Risk Perception Differentials of Construction Professional

Risk perception is an essential and integral part of most strategic and executive decision-making. This is because such decisions typically reflect the medium to longterm future success of the organisations to which they apply. Risk perception reflects the subjective awareness and judgement of risk by individual executives. The effectiveness of any risk decision exercised by these professionals is affected by how they perceive that risk. Within the construction sector, such decisions involve large capital expenditures that can result in adverse financial outcomes if the risk component is not perceived and judged right. Earlier work done in the field of psychology indicates that individual perception of any risk situation differs based on their circumstance. The circumstances of construction professionals could be accounted for by their discipline, career, educational attainment, as well as their personal attributes.
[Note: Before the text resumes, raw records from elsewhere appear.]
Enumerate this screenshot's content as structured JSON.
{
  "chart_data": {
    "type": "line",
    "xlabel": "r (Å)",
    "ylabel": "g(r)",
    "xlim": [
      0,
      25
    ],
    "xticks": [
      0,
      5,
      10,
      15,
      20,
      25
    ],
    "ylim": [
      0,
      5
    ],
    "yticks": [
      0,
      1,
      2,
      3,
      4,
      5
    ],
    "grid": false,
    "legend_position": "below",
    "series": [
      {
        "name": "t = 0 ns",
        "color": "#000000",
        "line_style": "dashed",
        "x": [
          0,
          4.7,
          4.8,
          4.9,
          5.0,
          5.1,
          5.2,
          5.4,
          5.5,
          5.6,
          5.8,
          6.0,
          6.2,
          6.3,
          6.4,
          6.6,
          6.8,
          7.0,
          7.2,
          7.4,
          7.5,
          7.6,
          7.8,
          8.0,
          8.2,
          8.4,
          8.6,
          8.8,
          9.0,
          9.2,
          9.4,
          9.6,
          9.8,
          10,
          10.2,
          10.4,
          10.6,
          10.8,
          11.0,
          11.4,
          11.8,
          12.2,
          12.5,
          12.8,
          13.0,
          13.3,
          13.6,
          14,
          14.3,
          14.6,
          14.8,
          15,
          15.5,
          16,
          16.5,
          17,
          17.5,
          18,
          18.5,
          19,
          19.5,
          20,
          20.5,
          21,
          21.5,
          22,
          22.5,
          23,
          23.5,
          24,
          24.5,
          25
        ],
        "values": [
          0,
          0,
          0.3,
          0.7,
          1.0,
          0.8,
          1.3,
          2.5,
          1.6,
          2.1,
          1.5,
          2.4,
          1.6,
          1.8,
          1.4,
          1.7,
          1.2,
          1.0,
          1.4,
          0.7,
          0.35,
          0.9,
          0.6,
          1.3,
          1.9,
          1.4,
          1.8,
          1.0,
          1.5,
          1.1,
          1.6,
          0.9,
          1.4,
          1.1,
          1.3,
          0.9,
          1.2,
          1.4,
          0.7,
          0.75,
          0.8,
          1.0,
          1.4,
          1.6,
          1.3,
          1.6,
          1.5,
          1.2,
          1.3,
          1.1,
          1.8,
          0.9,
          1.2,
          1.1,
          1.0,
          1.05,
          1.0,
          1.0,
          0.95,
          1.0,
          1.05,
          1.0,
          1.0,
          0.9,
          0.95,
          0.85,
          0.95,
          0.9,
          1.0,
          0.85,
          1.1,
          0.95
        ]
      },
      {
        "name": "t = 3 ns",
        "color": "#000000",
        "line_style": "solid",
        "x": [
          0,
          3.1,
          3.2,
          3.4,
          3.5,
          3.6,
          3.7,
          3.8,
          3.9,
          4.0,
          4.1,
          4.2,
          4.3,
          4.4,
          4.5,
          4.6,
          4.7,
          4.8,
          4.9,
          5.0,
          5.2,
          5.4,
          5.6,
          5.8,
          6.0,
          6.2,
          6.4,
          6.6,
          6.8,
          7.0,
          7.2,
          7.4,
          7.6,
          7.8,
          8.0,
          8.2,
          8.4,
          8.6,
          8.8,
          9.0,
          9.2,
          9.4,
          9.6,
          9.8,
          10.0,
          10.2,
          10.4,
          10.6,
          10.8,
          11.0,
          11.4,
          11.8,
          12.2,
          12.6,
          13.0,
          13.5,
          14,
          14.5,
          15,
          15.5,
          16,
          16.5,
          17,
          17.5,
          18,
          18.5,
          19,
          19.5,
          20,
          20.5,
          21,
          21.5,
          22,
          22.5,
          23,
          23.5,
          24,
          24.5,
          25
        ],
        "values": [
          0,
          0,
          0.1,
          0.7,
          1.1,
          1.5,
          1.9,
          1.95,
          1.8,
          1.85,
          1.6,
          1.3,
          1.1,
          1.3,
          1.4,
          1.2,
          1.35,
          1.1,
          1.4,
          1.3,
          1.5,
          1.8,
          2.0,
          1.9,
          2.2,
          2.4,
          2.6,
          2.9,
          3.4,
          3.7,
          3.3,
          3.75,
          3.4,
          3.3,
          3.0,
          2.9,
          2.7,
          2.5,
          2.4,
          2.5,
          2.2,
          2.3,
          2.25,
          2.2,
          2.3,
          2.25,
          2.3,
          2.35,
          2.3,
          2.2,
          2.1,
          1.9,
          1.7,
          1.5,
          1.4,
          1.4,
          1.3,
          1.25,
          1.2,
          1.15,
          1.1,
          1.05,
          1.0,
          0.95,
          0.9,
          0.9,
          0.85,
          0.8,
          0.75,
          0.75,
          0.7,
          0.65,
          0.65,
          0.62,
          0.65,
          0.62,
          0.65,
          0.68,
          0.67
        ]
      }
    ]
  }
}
Establishing how the circumstances of professionals create a difference in their perception can be valuable for enhancing risk management practice. The important question posed here relates to the degree of explanation in risk perception that can be associated with such differential factors. The paper presents a review of extant literature to establish the key concepts and essential theories on developments in risk perception. The review conducted culminated in a conceptual model for investigating the nature and degree of differentials in risk perception of construction professionals. The conceptual model shows the relationship between the risk perception and its determinants. A quantitative approach would be adopted, using a survey to capture information that can be used to measure the variables from three different groups of professionals in the road section working in public sector consultancy. The consideration of the influence of individual risk perception presents a radical departure from the conventional approach to risk management. It forms part of a broader study that explores the potential for applying the radical approach of perception differentials that embraces the practitioner as key to achieving improvement in risk management efforts.